Но, если говорить по совести, то по-настоящему я в своей жизни водила только одну машину — приютский грузовик-фургон с мотором мощностью в две лошадиные силы. Оплатила мое обучение Мамуля («это пригодится тебе в жизни и к тому же заставит тебя выбрать мужа с машиной, а не какого-нибудь голодранца за его прекрасные глаза»), и только я возила ее, когда она выезжала по делам.
Склонившись к своему саквояжу, Каравай одним духом выпалил, что в субботу утром найти машину невозможно, а телефон он попросил выключить, чтобы я могла работать спокойно, и теперь нет смысла начинать всю волокиту сначала, чтобы его включить, что им еще надо заехать за дочкой и я окажу ему большую услугу, если соглашусь проводить их в аэропорт Орли. Я не поняла, зачем это нужно. Он выпрямился, весь красный, и объяснил, что если я поеду, то приведу машину обратно.
Он сошел с ума.
Я ему сказала, что в Орли есть платные стоянки, но он лишь пожал плечами и ответил, что знает это и без меня.
— Ну, поедемте, Дани.
Я сказала, что это невозможно.
— Почему?
Теперь он смотрел мне прямо в глаза, немного склонившись ко мне, и я видела, что он полон упорства и нетерпения. А когда кто-нибудь стоит слишком близко ко мне, я теряюсь и не могу быстро ответить. Прошло несколько секунд, и я проговорила:
— Я сама не знаю, почему! Просто так!
Ничего глупее я сказать не могла. Он снова пожал плечами, бросил мне, что нечего, мол, валять дурака, и с саквояжем в руках вышел из комнаты. Для него вопрос был решен.
Я не могла ехать с ними в Орли. Не могла пригнать обратно машину. Нужно ему сказать, что я никогда не управляла никакой машиной, кроме жалкого подобия грузовика, и что наша начальница бывала спокойна только тогда, когда впереди маячила церковь, в которой в случае надобности нас могли бы соборовать. Я пошла в холл вслед за Караваем. По лестнице спускалась Анита. Я ничего не сказала.
У них было три чемодана. Я взяла один и понесла его в сад. Я поискала глазами «ДС», машину Каравая, но то, что я увидела, привело меня в ужас. Они собирались ехать не на «ДС», а на длинном широком, с откидным верхом американском лимузине, который Анита в этот момент выводила из гаража. Настоящий танк.
Я вернулась в холл, потом прошла в комнату, где работала. Я даже не могла сразу вспомнить, зачем пришла. Ах да, за сумкой. Я взяла ее, потом положила обратно на стол. Нет, я не могу вести такую машину.

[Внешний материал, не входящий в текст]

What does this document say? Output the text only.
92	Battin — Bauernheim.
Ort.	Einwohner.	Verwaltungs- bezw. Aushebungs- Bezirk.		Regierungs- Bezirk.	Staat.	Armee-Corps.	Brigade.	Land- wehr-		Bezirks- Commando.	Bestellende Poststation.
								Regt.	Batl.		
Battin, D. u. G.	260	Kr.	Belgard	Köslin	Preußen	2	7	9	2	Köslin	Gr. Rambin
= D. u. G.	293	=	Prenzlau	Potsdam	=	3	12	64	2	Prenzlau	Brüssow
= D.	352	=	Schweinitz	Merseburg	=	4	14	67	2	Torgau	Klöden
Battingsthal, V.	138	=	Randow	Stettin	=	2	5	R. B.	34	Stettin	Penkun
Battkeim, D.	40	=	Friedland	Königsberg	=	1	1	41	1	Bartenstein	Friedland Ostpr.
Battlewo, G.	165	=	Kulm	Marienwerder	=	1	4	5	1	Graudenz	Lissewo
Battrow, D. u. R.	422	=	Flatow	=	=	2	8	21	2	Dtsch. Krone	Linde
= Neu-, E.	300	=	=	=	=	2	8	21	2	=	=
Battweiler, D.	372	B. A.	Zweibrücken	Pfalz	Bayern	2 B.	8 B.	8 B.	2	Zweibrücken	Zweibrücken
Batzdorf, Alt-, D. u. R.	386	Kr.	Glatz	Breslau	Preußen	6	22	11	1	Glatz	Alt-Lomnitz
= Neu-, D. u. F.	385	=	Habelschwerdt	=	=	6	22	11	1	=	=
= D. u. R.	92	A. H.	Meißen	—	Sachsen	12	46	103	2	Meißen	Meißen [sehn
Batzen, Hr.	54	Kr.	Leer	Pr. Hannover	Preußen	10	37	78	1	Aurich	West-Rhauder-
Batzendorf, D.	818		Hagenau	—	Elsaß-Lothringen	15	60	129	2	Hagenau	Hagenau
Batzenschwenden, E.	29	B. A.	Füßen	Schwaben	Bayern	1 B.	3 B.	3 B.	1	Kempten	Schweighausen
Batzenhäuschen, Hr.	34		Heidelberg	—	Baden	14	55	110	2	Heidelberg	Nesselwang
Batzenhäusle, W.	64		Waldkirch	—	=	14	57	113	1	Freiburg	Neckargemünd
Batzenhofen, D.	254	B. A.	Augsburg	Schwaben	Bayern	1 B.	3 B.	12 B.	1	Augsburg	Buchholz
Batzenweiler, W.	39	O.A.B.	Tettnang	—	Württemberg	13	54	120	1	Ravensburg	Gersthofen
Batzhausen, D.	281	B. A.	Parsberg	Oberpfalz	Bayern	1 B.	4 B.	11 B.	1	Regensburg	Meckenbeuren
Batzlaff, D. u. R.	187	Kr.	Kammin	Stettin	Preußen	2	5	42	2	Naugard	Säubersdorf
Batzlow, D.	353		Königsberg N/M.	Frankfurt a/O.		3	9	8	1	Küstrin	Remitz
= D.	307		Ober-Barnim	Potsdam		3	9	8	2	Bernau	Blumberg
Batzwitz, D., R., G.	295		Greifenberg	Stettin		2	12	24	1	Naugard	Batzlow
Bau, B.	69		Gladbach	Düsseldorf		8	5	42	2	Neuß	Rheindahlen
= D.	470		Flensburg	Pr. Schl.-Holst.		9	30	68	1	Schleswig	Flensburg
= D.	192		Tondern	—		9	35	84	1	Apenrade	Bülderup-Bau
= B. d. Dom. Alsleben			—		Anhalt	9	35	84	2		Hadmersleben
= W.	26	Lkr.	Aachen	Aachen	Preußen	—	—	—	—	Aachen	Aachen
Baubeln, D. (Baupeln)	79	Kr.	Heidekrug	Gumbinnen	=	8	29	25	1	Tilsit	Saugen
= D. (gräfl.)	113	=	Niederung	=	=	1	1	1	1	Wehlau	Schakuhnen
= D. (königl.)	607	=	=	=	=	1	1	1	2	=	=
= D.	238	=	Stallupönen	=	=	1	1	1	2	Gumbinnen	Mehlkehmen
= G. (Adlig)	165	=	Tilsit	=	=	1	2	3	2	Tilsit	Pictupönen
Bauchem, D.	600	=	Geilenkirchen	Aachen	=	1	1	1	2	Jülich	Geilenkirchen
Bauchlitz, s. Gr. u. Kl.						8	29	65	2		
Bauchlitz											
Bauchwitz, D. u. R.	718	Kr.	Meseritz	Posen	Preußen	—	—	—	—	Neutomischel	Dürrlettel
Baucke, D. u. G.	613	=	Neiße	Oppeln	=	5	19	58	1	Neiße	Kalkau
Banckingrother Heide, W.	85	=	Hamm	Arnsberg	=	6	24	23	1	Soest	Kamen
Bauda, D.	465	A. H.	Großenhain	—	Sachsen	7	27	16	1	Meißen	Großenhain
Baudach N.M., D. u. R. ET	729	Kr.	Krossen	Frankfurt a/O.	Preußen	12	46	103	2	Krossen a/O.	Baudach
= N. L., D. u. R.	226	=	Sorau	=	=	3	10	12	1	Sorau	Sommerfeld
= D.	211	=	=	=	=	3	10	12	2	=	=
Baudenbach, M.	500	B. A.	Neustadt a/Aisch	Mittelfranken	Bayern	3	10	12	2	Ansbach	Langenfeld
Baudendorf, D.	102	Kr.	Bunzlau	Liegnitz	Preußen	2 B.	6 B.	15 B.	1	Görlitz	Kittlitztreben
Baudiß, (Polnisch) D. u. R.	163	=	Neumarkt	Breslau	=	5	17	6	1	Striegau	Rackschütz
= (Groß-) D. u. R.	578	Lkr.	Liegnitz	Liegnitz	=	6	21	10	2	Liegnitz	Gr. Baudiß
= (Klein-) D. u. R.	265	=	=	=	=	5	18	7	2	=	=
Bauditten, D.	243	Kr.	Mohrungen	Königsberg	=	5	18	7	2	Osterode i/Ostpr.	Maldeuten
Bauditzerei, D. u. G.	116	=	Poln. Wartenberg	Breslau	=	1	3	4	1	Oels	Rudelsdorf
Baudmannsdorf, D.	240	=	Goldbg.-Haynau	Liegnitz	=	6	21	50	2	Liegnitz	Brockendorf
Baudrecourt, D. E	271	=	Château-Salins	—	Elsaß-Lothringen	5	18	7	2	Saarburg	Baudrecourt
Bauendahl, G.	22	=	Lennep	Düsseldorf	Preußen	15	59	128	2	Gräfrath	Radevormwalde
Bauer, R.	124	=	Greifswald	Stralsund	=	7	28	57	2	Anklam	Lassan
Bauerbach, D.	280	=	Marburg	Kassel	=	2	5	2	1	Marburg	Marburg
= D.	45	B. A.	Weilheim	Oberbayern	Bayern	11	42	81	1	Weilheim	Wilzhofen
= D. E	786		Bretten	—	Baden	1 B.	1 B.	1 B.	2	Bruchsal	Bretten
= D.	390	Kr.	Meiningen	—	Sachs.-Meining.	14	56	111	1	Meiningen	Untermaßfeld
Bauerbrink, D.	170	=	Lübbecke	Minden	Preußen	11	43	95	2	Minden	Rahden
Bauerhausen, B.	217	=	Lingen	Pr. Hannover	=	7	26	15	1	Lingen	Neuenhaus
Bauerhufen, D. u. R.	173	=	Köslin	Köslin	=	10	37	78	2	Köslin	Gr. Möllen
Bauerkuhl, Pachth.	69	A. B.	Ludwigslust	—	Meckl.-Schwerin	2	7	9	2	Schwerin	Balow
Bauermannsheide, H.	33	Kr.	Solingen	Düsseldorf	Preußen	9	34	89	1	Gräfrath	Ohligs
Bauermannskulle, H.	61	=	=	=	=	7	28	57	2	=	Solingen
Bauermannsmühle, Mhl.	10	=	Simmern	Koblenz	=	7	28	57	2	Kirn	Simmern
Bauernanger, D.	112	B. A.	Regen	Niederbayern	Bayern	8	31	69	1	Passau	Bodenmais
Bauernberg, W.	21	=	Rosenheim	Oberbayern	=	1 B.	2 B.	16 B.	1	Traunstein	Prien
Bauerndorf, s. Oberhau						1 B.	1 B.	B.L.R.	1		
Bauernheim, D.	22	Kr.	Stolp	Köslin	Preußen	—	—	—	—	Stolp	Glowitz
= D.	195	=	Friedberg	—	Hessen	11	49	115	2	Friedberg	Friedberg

Каравай торопливо закрывал двери. Когда он увидел, что я стою, словно окаменевшая, он, должно быть, понял, в каком я состоянии, и подошел ко мне. Положив ладонь мне на руку, он сказал:
— Эта машина Аниты. В ней есть только акселератор и тормоз, больше ничего. Ее очень легко вести.
Потом он добавил:
— Не надо быть такой.
Я повернулась к нему. Я увидела, что у него голубые глаза, светло-голубые. И усталые. Голубые. Раньше я никогда этого не замечала. И в то же время я вдруг прочла в них, что я для него не пустое место. Хотя я и не отличаюсь большим умом, он ко мне относится неплохо. Во всяком случае, так мне показалось. Я не поняла, что он имел в виду, сказав: «Не надо быть такой». И до сих пор не понимаю. Он, как и в первый раз, подошел ко мне совсем близко, он казался огромным, сильным, и я почувствовала, что теряю почву под ногами. После долгого молчания, а может быть, оно просто показалось мне долгим, настолько оно было невыносимо, он добавил, что раз я не хочу их проводить, он как-нибудь устроится, оставив машину на стоянке. В конце концов это не имеет никакого значения.